We Were One: Shoulder to Shoulder with the Marines Who Took Fallujah is a book written by Patrick K. O'Donnell published on November 1, 2006.

During the battle for the Iraqi city of Fallujah, the writer joined with the 3rd Battalion of the 1st Marine Regiment and recorded their stories.

==Reception==
The book received wide acclaim and is on the required reading list for U.S. Marines and is on the Commandant's Professional Reading List. Praise came from luminaries ranging from U.S. Marine Corps General Jim Mattis to award winning historians Carlo D'Este and Hampton Sides, among others.

New York Times bestselling author Bing West wrote of We Were One, "A magnificent tale of combat--mixing valor, grit, love, blood, and sacrifice. This book defines what it means to be a Marine grunt."

General Mattis declared the book: "a gritty, boots-on-the-ground account that enables readers to witness the overwhelming will and courage of Marines as they move against the enemy."

And per the Marine Corps Times... "First-rate reading...Admirably depicts the brutal realities of street-to-street, house-to-house fighting...Captures the sensory details and emotional drama of good men killing and dying for one another and their country."

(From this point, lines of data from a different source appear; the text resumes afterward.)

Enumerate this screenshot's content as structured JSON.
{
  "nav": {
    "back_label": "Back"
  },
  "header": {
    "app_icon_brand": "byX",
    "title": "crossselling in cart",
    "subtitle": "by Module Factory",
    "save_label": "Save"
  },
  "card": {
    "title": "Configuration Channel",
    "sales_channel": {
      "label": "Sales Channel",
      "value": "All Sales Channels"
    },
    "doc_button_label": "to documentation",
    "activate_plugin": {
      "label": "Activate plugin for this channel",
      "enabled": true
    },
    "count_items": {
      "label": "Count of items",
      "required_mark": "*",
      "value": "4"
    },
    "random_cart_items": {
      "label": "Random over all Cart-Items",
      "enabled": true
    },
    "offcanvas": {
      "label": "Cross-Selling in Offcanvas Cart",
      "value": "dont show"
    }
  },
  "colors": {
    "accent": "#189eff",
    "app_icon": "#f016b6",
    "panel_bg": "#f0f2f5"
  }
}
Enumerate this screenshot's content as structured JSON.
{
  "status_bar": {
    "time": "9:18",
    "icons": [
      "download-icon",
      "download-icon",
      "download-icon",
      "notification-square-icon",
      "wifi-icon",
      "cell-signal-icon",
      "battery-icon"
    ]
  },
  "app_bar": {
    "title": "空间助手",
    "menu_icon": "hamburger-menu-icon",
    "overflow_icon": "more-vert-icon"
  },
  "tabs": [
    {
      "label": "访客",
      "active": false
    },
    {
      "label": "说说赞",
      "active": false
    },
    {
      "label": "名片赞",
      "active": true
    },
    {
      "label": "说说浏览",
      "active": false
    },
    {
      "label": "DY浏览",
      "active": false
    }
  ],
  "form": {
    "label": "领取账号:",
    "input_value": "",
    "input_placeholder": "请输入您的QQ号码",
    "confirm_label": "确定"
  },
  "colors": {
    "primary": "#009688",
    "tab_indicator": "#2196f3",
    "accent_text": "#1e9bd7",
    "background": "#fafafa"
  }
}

That said, the book is not without its criticisms. Publishers Weekly writes "Though these Marines fought with great courage and the details of their battle make gripping reading, the author's uncritical cheerleading reduces their accomplishment to fantasy heroics."

Kirkus Reviews states "Clearly reflects valor and courage, but this is hardly 'history' as most understand it."